Due regine in un mondo di uomini. Gli uomini in questo spettacolo sono come spettri che circondano le due sovrane, provano a manovrarle, ad attaccarle, provano a sedurle o a schiacciarle. Nella corte, nonostante sia una donna a regnare, prevale un fortissimo maschilismo disturbante, che paradossalmente Elisabetta accetta e non fa nulla per contrastare.

La femmina secondo gli uomini di corte è debole e vile, le sue lacrime sono pericolose, è un essere quasi da eliminare perché pericoloso, può sedurre gli uomini e indebolirli redendoli ebeti. Maria rappresenta tutto questo per loro: è libera, non li teme, è orgogliosa di essere donna e li contrasta. Deve quindi morire. Elisabetta invece si è adeguata per poter mantenere il trono, fino a perdere totalmente la propria femminilità e anche la propria umanità, snaturandosi a tal punto da rimanere sola per sempre.

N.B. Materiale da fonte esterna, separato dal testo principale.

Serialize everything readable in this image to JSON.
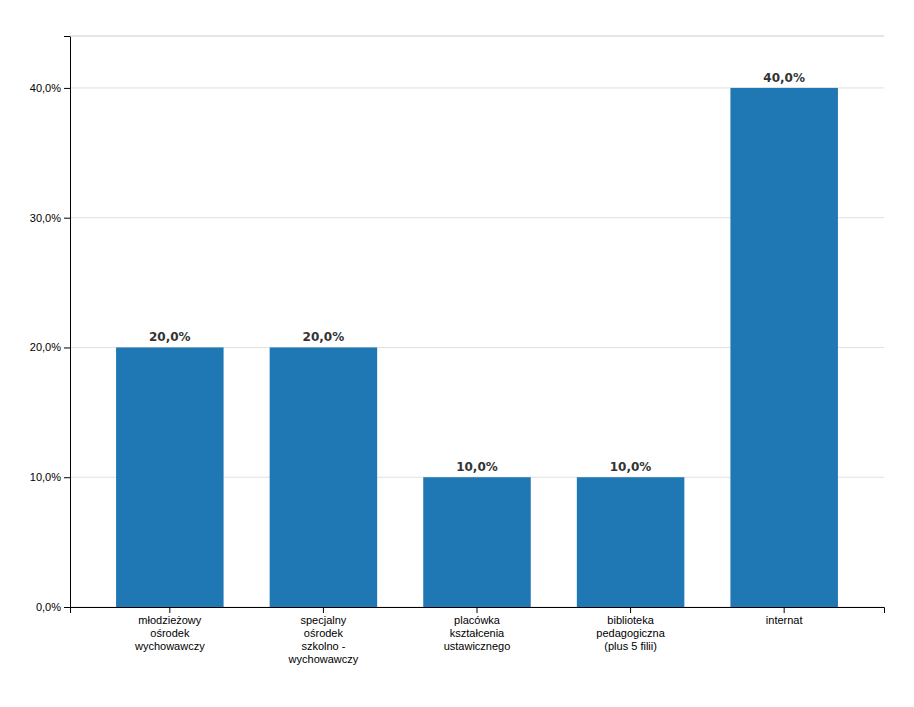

Mi piacerebbe raccontare in termini essenziali la sua visione di teatro itinerante ed immersivo, con speciale riferimento a questa messa in scena.
Ho sempre considerato il teatro come spettacolo dal vivo. Un’ esperienza condivisa tra personaggi e pubblico, un qualcosa che accade in quel momento e che è irripetibile. Lo spettacolo itinerante è un viaggio sensoriale. Lo spettatore sfonda la famosa quarta parete per trovarsi in una nuova dimensione in cui si immerge totalmente.

Può essere come un sogno o come un incubo o semplicemente una realtà diversa. Il tentativo è quello di far vivere un’esperienza a 360 gradi, perdendo totalmente l’idea della divisione tra attore e spettatore. Nello spettacolo Maria Stuart entreremo nel 1587, questi palazzi storici e castelli si popoleranno di fantasmi che andranno a dar vita alla loro storia.

L’ambientazione proposta ha una parte essenziale nel racconto di questo dramma, ce ne descriva i tratti essenziali…
E’ stato scelto di fare questo spettacolo in palazzi storici e castelli per dare ancora più senso di verità alla rappresentazione. L’atmosfera di questi luoghi già da sola fa volare le menti in altre epoche e in altre dimensioni. Far apparire improvvisamente i  personaggi come fantasmi che si muovono a pochi centimetri dagli spettatori renderà tutto ancora più avvolgente. Le mura di queste dimore ci racconteranno la loro storia, tutto il loro passato, tutte le loro emozioni. Il luogo diventerà parte stessa della narrazione.

Oggi coordinare undici attori appare un vero sogno produttivo, quali sono stati, secondo Carlo Fineschi, gli elementi determinanti di questa operazione e a che pubblico pensa di rivolgersi?
Dopo due anni di pandemia, teatri chiusi e spettacoli bloccati, fare uno spettacolo in costume con undici attori poteva sembrare solo una follia. Se in più consideriamo che il numero degli spettatori per esigenze degli spazi è limitato, ancor di più fa credere che i produttori e il regista, visto il momento storico, siano da ricovero in un istituto psichiatrico.

Devo dire però che l’appoggio fondamentale del Nuovo IMAIE che sostiene l’operazione e la voglia di poter fare qualcosa in cui si crede ciecamente, fa dimenticare tutte le difficoltà burocratiche e amministrative che uno spettacolo come questo ha. Anzi proprio per il periodo, passato da pochissimo, poter far lavorare tante persone del settore è una spinta forte alla ripartenza.

Il pubblico a cui si rivolge è formato da persone che dopo due anni passati in isolamento, seduti su delle poltrone a fissare uno schermo e a confrontarsi con gli altri tramite tastiere e messaggi audio e telefonate, ha voglia di immergersi e vivere come un vero e proprio incontro questa storia.